The video footage screened on the wall is a
compilation of the dancers breathing, mimicking the
movement of the pillow, and a deconstructed view of
the choreography present in the performance, but
re-enacted individually for the camera. For example,
Liz and Diana¹s Duet where they interlace each other
between cords and wires becomes a Duet where they are
doing the same movements but 3 feet apart and
displaced one from the other (see video).
Web site
When thinking about this Web site as a format in which to encapsulate this project and to make it a live catalog for the different documents and notes we would want to post, I tried to think of the ideas we had thrown around about the almost viral qualities of the performance, the fact that we wanted the final piece to integrate some of its surroundings into itself.

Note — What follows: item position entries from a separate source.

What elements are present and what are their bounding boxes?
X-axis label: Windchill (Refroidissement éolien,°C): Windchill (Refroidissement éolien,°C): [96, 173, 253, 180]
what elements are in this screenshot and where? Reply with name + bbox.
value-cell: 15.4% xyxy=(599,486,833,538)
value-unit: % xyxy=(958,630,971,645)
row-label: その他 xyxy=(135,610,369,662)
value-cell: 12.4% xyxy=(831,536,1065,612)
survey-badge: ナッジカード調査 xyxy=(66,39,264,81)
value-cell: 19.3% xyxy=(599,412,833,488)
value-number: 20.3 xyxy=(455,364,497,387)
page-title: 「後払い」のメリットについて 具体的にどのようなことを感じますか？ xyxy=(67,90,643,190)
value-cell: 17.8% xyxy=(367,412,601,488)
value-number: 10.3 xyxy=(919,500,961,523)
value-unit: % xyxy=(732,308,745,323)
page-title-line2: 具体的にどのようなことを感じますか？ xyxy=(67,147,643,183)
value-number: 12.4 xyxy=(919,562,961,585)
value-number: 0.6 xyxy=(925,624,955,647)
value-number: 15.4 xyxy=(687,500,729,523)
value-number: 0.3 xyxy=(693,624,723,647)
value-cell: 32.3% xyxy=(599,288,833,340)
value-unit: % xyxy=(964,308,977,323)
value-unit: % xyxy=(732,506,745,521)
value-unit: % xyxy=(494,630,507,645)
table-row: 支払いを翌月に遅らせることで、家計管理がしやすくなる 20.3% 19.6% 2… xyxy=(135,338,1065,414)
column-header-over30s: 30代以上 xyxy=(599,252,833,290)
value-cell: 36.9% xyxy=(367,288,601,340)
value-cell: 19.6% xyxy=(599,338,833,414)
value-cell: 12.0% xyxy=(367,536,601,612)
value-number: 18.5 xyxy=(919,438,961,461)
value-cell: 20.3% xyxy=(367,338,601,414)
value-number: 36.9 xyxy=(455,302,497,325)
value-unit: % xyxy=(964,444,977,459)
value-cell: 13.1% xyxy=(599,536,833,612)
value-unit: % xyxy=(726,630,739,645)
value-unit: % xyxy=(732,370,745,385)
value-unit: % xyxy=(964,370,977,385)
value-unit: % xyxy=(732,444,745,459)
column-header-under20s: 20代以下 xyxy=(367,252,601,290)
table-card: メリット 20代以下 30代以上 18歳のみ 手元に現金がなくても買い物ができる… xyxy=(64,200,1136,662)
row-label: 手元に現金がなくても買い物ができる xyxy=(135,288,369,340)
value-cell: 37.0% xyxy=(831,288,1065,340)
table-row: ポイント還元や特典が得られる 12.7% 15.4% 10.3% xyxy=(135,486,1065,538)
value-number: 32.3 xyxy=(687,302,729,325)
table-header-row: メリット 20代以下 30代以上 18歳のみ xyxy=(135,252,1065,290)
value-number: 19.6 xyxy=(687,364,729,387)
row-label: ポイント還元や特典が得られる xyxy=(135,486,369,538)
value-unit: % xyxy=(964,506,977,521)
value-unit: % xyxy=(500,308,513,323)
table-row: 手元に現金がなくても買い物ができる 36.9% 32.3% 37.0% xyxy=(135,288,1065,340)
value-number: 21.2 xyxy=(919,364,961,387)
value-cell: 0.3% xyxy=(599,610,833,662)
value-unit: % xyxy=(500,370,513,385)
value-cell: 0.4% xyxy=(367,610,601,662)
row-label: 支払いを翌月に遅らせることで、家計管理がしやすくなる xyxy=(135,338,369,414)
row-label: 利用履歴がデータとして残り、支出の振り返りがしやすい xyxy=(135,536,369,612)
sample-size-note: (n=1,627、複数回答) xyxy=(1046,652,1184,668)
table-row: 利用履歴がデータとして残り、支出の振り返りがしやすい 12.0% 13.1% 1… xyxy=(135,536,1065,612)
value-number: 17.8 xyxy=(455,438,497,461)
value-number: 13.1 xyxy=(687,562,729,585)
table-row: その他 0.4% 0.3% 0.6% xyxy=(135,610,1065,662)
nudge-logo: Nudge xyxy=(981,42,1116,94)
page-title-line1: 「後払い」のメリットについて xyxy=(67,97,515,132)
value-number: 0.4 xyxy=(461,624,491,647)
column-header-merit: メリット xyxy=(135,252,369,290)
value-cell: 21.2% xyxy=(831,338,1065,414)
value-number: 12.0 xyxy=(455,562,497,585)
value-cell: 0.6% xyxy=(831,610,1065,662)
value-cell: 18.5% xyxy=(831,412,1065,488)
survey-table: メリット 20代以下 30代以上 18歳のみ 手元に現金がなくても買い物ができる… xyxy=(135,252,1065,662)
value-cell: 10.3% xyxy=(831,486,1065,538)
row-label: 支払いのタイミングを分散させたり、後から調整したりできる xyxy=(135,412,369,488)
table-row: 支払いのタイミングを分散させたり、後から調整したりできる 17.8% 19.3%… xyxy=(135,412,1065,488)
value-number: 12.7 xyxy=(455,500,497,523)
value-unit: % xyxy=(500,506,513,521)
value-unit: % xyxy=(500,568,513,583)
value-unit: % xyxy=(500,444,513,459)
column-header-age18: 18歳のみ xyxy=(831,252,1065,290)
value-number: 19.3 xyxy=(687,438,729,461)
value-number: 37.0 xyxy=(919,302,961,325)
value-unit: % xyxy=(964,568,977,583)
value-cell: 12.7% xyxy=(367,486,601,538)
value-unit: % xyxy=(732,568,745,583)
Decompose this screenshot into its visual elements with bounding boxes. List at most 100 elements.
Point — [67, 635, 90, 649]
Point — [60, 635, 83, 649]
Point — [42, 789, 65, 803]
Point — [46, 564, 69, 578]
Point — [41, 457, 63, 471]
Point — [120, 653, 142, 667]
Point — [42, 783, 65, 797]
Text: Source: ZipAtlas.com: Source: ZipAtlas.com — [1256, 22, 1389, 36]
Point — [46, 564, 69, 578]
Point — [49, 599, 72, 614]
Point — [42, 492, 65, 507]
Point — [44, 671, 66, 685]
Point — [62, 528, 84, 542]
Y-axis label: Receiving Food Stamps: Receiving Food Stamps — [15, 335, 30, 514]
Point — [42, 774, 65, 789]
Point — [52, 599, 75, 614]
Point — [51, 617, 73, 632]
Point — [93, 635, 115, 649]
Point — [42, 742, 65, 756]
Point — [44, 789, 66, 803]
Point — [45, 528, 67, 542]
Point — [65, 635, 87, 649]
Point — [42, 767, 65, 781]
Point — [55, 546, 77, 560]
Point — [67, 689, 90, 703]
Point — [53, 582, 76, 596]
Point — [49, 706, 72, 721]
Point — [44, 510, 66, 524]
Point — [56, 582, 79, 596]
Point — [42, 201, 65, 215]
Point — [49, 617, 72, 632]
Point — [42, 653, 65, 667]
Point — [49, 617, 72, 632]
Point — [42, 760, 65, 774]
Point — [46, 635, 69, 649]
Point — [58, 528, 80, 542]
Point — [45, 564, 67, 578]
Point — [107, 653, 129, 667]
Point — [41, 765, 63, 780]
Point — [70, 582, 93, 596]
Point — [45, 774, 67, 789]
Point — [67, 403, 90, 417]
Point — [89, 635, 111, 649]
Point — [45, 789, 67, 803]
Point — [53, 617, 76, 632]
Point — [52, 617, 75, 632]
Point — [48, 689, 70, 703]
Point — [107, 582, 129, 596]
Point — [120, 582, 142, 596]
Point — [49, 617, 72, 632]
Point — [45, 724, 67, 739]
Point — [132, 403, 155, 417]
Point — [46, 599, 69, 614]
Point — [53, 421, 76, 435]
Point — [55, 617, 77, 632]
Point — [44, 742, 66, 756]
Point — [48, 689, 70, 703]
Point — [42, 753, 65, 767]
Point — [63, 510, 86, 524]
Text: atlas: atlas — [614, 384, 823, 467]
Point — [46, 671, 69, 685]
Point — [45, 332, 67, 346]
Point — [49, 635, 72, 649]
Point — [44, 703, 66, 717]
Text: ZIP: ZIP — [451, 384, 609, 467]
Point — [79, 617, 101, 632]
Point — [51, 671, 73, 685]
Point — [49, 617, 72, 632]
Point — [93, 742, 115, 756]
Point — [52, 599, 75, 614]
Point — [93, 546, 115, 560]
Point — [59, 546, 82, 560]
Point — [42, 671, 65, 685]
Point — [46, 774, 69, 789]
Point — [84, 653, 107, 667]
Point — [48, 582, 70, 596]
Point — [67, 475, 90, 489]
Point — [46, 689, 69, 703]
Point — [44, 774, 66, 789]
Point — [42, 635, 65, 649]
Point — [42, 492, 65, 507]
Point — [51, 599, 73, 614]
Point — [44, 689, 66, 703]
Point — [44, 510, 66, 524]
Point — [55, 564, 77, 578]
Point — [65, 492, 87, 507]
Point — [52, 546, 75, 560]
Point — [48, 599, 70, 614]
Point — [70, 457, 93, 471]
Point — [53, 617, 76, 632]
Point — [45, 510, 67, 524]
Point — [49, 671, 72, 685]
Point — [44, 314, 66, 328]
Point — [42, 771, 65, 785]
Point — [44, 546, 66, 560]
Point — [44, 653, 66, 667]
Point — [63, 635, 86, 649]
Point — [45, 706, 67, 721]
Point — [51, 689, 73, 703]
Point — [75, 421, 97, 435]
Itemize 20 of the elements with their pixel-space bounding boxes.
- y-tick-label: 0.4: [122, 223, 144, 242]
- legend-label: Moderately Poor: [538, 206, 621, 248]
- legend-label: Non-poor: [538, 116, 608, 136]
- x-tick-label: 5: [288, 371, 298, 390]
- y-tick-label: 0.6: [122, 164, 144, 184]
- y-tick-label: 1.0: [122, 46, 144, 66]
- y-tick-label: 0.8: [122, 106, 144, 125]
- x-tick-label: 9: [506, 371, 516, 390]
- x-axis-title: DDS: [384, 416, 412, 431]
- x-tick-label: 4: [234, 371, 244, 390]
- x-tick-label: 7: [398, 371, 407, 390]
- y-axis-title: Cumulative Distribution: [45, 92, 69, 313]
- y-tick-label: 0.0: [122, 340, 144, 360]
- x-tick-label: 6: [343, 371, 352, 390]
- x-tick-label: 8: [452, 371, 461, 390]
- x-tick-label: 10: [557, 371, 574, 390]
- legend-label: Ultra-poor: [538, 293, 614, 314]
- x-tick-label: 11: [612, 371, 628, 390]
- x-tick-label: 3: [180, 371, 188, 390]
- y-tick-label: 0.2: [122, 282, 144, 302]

So I thought about appropriating some code from an information site and using that as the base for the Web site of our project. Rhizome.org came as the most adequate candidate for such an experiment, given their stated mission and profile: "Rhizome is an online community space for people who are interested in new media art. By
"new media art" we mean any type of contemporary art that uses new media technology.
Rhizome's activities focus on: presenting artworks by new media artists, critics and curators; fostering critical dialog; and preserving new media art for the future."
The colors and some of the design has been change, to reflect our project's own, but the overall architecture of the site is the same.